Et sur les décisions économiques, comme les salaires ?

Justement, une discussion avait eu lieu au sein de Faith in Nature sur la légitimité de la nature à se prononcer sur l’augmentation des salaires. La représentante de la nature a alors expliqué le raisonnement suivant : l’entreprise est une organisation, c’est-à-dire un écosystème, qui fait partie d’un écosystème encore plus large. Il importe d’avoir une vision holistique. On ne peut pas prendre soin de ce grand écosystème si on ne prend pas soin des parties prenantes que sont les salariés qui en font partie.  Il faut savoir qu’en parallèle, une initiative avait été lancée au Royaume-Uni pour changer la définition du mot « nature » dans le dictionnaire car elle n’inclut pas les humains. Or, dans une perspective écocentrique, nous sommes la nature, nous faisons partie d’elle. Par conséquent, les salariés, en tant que parties prenantes, sont aussi une expression de la nature.

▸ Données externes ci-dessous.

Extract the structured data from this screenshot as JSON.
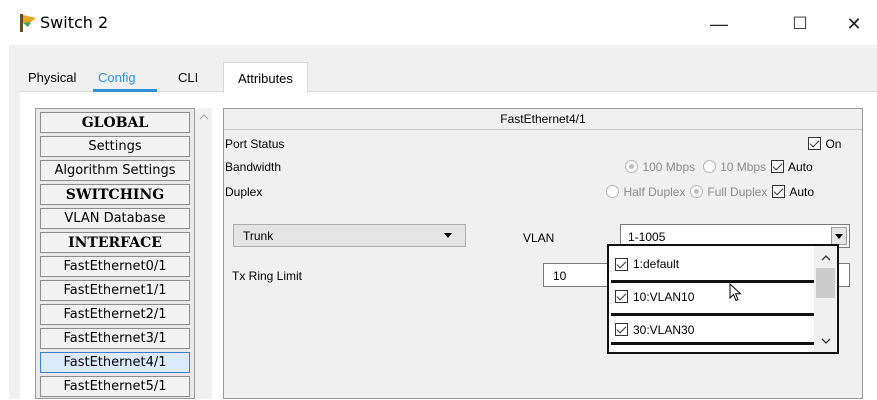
{
  "window": {
    "title": "Switch 2",
    "controls": {
      "minimize": "—",
      "maximize": "☐",
      "close": "✕"
    }
  },
  "tabs": {
    "physical": "Physical",
    "config": "Config",
    "cli": "CLI",
    "attributes": "Attributes"
  },
  "accent_color": "#2f8fd8",
  "sidebar": {
    "items": [
      {
        "label": "GLOBAL",
        "header": true
      },
      {
        "label": "Settings"
      },
      {
        "label": "Algorithm Settings"
      },
      {
        "label": "SWITCHING",
        "header": true
      },
      {
        "label": "VLAN Database"
      },
      {
        "label": "INTERFACE",
        "header": true
      },
      {
        "label": "FastEthernet0/1"
      },
      {
        "label": "FastEthernet1/1"
      },
      {
        "label": "FastEthernet2/1"
      },
      {
        "label": "FastEthernet3/1"
      },
      {
        "label": "FastEthernet4/1",
        "selected": true
      },
      {
        "label": "FastEthernet5/1"
      }
    ]
  },
  "port": {
    "title": "FastEthernet4/1",
    "status": {
      "label": "Port Status",
      "on_label": "On",
      "checked": true
    },
    "bandwidth": {
      "label": "Bandwidth",
      "opt1": "100 Mbps",
      "opt2": "10 Mbps",
      "auto": "Auto"
    },
    "duplex": {
      "label": "Duplex",
      "opt1": "Half Duplex",
      "opt2": "Full Duplex",
      "auto": "Auto"
    },
    "mode": {
      "value": "Trunk"
    },
    "vlan": {
      "label": "VLAN",
      "value": "1-1005",
      "options": [
        "1:default",
        "10:VLAN10",
        "30:VLAN30"
      ]
    },
    "tx_ring": {
      "label": "Tx Ring Limit",
      "value": "10"
    }
  }
}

La représentante de la nature a donc soutenu que la question des salaires intéressait la nature, ce que l’entreprise a finalement accepté.

Quel rôle joue le vocabulaire juridique dans cette évolution ?

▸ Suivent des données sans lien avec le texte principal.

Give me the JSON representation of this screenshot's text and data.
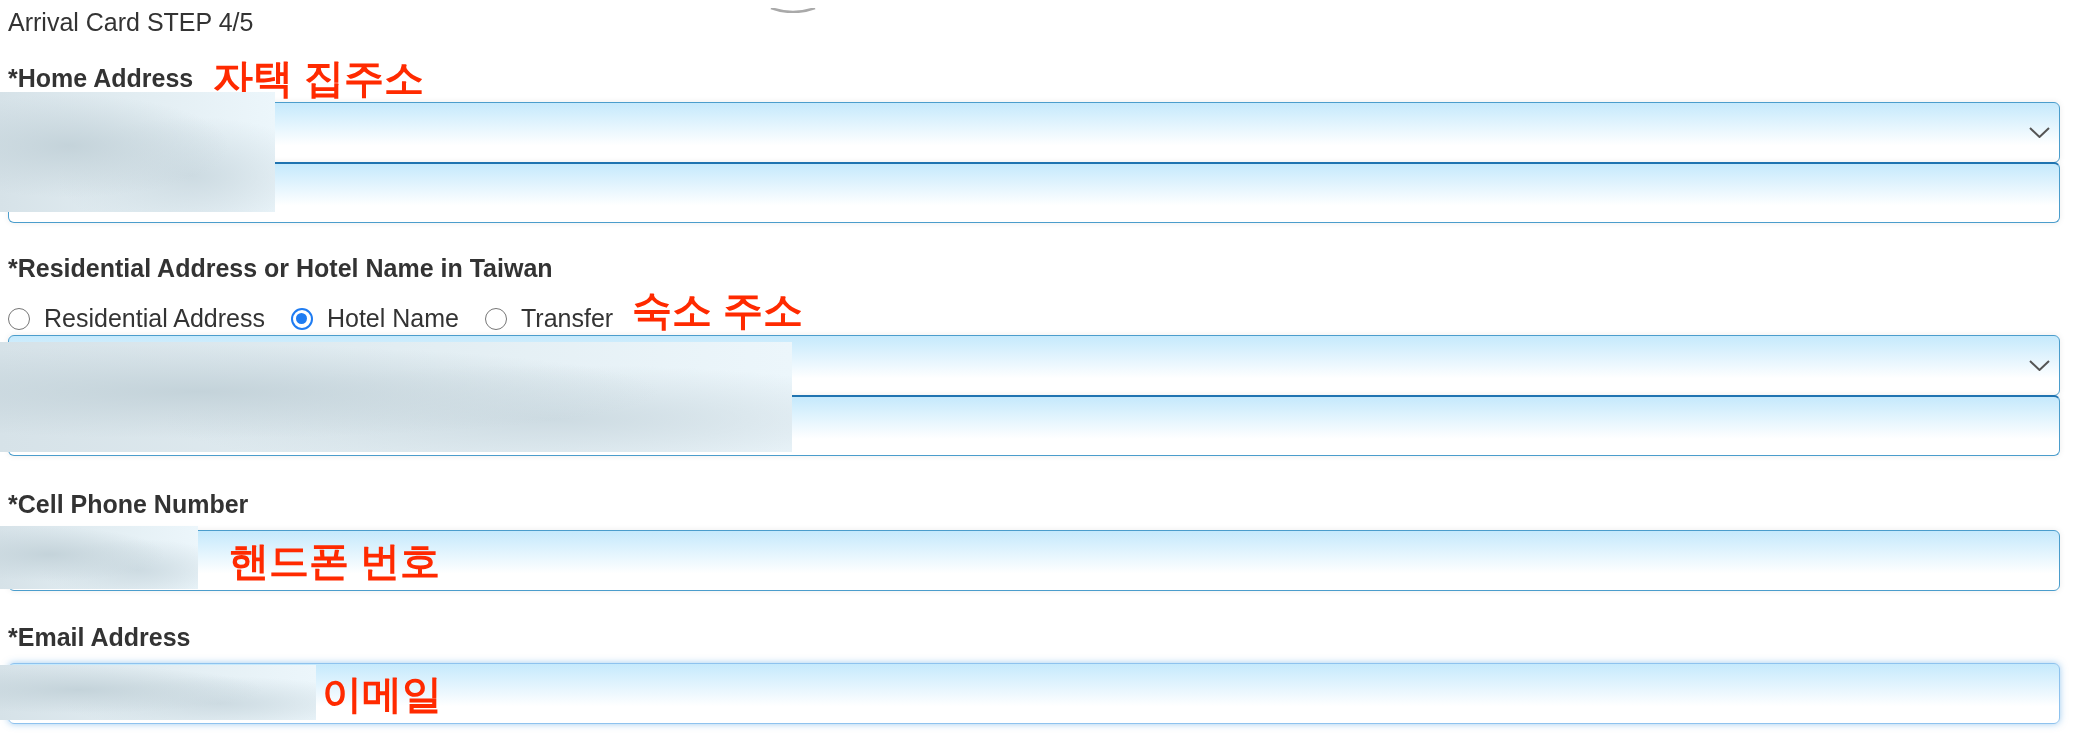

Il est central. C’est une question qui relève davantage du domaine des sciences sociales mais nos pensées influencent nos mots qui deviennent nos actions. Parler de ‘ressources’ ou de ‘capital naturel’ reflète une vision anthropocentrée. Si on se décentre et qu’on adopte un vocabulaire plus respectueux, en parlant d’êtres vivants, d’écosystèmes, de milieux de vie, cela pourrait conduire à de nouvelles pratiques et lois plus respectueuses envers la nature.

Quelles grandes lignes pourrait-on dessiner pour un futur droit de la gouvernance écologique ?

Dans son acception large, ce futur droit de la gouvernance écologique impliquerait la reconnaissance de droits à des entités naturelles dont la voix serait prise en compte dans les processus décisionnels, publics et privés. Dans la sphère de l’entreprise, cela impliquerait une refonte des processus et mécanismes de gouvernance pour représenter la nature (ou certaines entités naturelles).  On pourrait imaginer plusieurs modèles en fonction du type d’entreprise, à l’image de ce qu’on fait Faith in Nature, Corporate ReGeneration ou encore Norsys, impliquant un vrai dialogue social environnemental avec par exemple la mise en place d’un comité social, économique et environnemental . Pour se projeter plus loin, dans le scenario de bifurcation pour et avec les droits de la nature imaginé par Camille de Toledo, le travail fourni par les entités naturelles pour les humains serait rémunéré et donnerait forme à une nouvelle « économie politique terrestre », dans laquelle les travailleurs humains se battraient aux côtés des travailleurs non-humains.